Günün Manşetiİklim KriziManşet

‘İklim değişikliğine karşı gerekenler yapılmadıkça Medicane türü fırtınaların sıklığı artacak’

0

Akdeniz’de kasırga mı çıkıyor? Kuzey Amerika’yı peşpeşe vuran devasa tayfunlar şimdi yönünü Akdeniz’e mi çevirdi? Önce Yunanistan’ı vuracakmış, peşinden Ege Bölgesi’ni. Ne yapmalıyız, nasıl önlem almalıyız?” ve benzeri sorular birdenbire kamuoyunun gündemine oturuverdi. Herkeste bir panik, yüzlerde çaresiz bekleyiş.

İşin doğrusunu öğrenmek için Boğaziçi Üniversitesi İklim Değişikliği ve Uygulamaları Merkezi Yönetim Kurulu Üyesi Prof. Dr. Murat Türkeş’e yönelttik sorularımızı.

***

Bu bir kasırga değil

Boğaziçi Üniversitesi İklim Değişikliği ve Uygulamaları Merkezi Yönetim Kurulu Üyesi Prof. Dr. Murat Türkeş

*Akdeniz’de ortaya çıkan kasırga mıdır tayfun mu, doğrusu nedir?

-Evet bu konuda biz de yıllarca çalıştık. Doğru terimi bulmak için hangisinin nerede kullanıldığını bilmek gerekiyor öncelikle.

Örneğin Kasırgalar, Batı Afrika’dan Meksika Körfezi ve Florida’ya kadar olan bölgede etkili olur. Trropikal bölgede siklon düzeyine ulaşmış ise işte ona kasırga denir. Bizde örneğin Tayfun da kullanılır.
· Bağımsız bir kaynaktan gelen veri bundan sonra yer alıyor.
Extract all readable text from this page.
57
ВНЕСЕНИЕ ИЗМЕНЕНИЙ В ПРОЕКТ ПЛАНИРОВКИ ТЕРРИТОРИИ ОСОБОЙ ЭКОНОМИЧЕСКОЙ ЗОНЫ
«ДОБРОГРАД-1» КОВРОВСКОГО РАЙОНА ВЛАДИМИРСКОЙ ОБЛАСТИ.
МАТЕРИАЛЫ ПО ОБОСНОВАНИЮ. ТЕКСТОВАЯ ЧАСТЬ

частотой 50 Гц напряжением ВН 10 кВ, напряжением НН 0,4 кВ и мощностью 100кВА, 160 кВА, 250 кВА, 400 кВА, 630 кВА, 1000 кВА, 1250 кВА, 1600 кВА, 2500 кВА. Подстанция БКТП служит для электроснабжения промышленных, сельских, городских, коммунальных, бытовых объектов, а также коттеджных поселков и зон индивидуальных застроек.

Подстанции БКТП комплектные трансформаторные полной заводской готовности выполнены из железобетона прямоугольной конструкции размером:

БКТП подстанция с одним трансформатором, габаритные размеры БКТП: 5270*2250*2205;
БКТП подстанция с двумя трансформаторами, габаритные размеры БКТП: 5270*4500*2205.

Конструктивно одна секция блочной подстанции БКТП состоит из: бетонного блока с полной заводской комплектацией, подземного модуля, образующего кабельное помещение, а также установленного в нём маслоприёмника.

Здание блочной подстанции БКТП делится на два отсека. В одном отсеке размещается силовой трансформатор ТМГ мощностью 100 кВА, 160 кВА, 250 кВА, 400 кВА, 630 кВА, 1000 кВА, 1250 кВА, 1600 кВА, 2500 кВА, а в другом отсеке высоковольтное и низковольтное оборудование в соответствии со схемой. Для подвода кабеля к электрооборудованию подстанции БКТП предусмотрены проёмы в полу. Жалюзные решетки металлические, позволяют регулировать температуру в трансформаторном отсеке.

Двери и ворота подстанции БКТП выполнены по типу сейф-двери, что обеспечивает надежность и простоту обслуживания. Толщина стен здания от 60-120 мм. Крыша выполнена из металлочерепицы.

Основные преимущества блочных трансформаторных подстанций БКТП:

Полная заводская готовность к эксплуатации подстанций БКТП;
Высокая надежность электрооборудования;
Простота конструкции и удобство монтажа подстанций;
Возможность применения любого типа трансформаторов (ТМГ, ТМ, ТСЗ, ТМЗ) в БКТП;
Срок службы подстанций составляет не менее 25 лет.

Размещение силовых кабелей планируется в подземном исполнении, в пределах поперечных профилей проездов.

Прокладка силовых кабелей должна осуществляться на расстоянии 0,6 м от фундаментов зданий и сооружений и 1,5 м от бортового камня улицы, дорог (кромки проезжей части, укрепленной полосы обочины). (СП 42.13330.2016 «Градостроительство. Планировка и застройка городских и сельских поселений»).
Tayfun ise Güney Çin denizi ve Japon denizi bölgesinde meydana gelir. Bir de işte, son dönemlerde Irma gibi özel isim verilenler var.

Şimdi ise orta akdenizde gelişen ve daha da gelişip etki gücünü arttırması beklenen siklon, tropikal siklon değil çünkü biz coğrafi konum olarak tropikal enlemde yer almıyoruz. Biz bu tür siklonlara bilimsel olarak “tropikal siklon benzeri” diyoruz, oluştuğu enlem olarak da subtropikal akdeniz siklonu olarak adlandırabiliriz.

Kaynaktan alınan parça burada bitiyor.